Puzzle pieces of this train of thought are muddled about the original game, but this new edition synthesizes it. In /SPEK.TAKL/, you are always being watched, or doing the watching, or sometimes both. Silhouetted neighbors peer at you from Lynchian red rooms. Video tapes chronicle grainy apartments of strangers peering through their windows to watch you like staticky Kitty Genovese. In certain endings, your field of vision is pulled back and you find yourself watching all of this action play out on the television, or through the window of another, making the protagonist a moving target. Sometimes it’s the dweller of Apartment 9, sometimes Apartment 8, and sometimes it’s the player themselves.
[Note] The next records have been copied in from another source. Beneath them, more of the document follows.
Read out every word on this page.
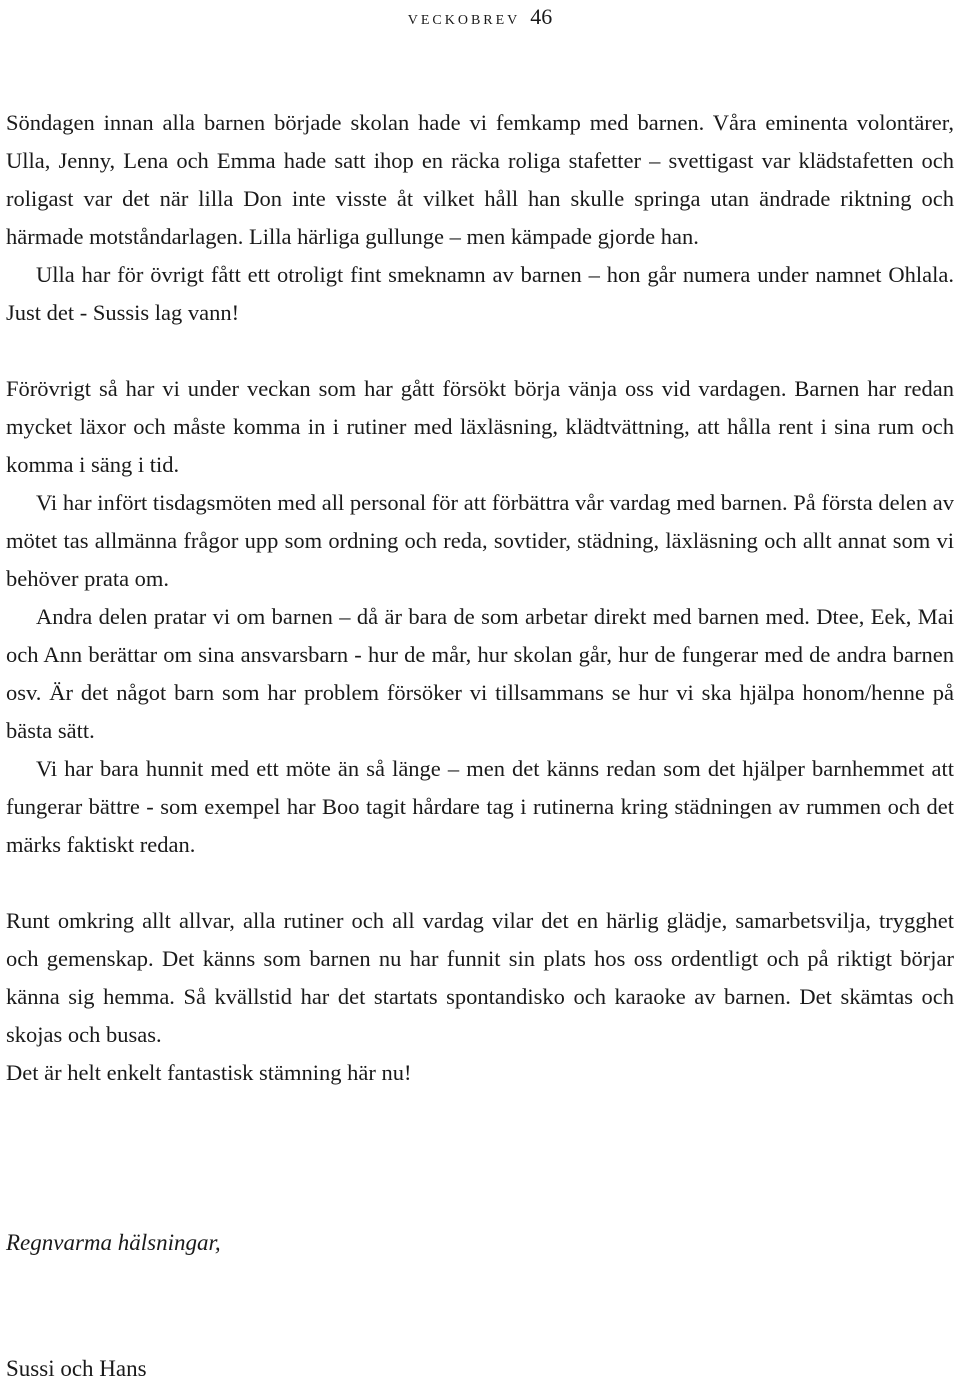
veckobrev 46

Söndagen innan alla barnen började skolan hade vi femkamp med barnen. Våra eminenta volontärer, Ulla, Jenny, Lena och Emma hade satt ihop en räcka roliga stafetter – svettigast var klädstafetten och roligast var det när lilla Don inte visste åt vilket håll han skulle springa utan ändrade riktning och härmade motståndarlagen. Lilla härliga gullunge – men kämpade gjorde han.

Ulla har för övrigt fått ett otroligt fint smeknamn av barnen – hon går numera under namnet Ohlala. Just det - Sussis lag vann!

Förövrigt så har vi under veckan som har gått försökt börja vänja oss vid vardagen. Barnen har redan mycket läxor och måste komma in i rutiner med läxläsning, klädtvättning, att hålla rent i sina rum och komma i säng i tid.

Vi har infört tisdagsmöten med all personal för att förbättra vår vardag med barnen. På första delen av mötet tas allmänna frågor upp som ordning och reda, sovtider, städning, läxläsning och allt annat som vi behöver prata om.

Andra delen pratar vi om barnen – då är bara de som arbetar direkt med barnen med. Dtee, Eek, Mai och Ann berättar om sina ansvarsbarn - hur de mår, hur skolan går, hur de fungerar med de andra barnen osv. Är det något barn som har problem försöker vi tillsammans se hur vi ska hjälpa honom/henne på bästa sätt.

Vi har bara hunnit med ett möte än så länge – men det känns redan som det hjälper barnhemmet att fungerar bättre - som exempel har Boo tagit hårdare tag i rutinerna kring städningen av rummen och det märks faktiskt redan.

Runt omkring allt allvar, alla rutiner och all vardag vilar det en härlig glädje, samarbetsvilja, trygghet och gemenskap. Det känns som barnen nu har funnit sin plats hos oss ordentligt och på riktigt börjar känna sig hemma. Så kvällstid har det startats spontandisko och karaoke av barnen. Det skämtas och skojas och busas.

Det är helt enkelt fantastisk stämning här nu!

Regnvarma hälsningar,
Sussi och Hans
The game has a hearty dose of conceptual strength, and it’s rare that an indie also has the technical chops to match. The textures in the game are color shifted, like viewing a picture through 3D glasses, and corners are seeped in tea-dark shadows. It’s blocky and lofi in terms of aesthetic, but not in terms of the dev’s capabilities. While some games in the indie horror genre lean on PS1 nostalgia as an excuse for beginners to wobble on new legs, Somewhat Software imbues nuance and richness into the game’s textures, compelling us to think their dallying with low poly is a choice, not a crutch.
The biggest complaint I can muster is that achieving one of the game’s original endings requires navigating a deeply unintuitive mini-maze that’s less puzzle and more a testament to your own perseverance. It’s a missed opportunity to remove that experience from the Banned Edition and substitute it with something that doesn’t break the otherwise tightly wound horror immersion, as the rest of the game runs the player’s anxiety ragged.
The changes between the original version of /SPEK.TAKL/ and this edition are nuanced at best, making the re-release a bit of a head scratcher. While it’s easy to be cynical and think of it as a potential cash grab, it reads more as an attempt to pull two fingers towards Steam and the traditional gatekeepers that indie developers must shimmy around to get their work seen. The game ostensibly was banned for obscenity, but within the context of what the game is trying to say with that nudity it feels more like a blatant act of censorship. (Plus, does any platform that deals in bulk hentai games really have the right to call an indie horror title obscene?)
The irony of a game like this being banned from Steam – one that fixates on the honeytrap of claiming sexuality and obscenity are one and the same – is rich, and while a little tasteless the re-release is worthy even if only to draw attention to that. Pessimistic players take heed – yes, the devs are asking you to shell out $5 for a game that’s the essentially the same as the one you may already own, but consider this a moral litmus test exactly like the ones contained within the game itself. Do you donate to Somewhat Software’s cause and face this crisis alongside indie devs when they need you most, or do you tune out?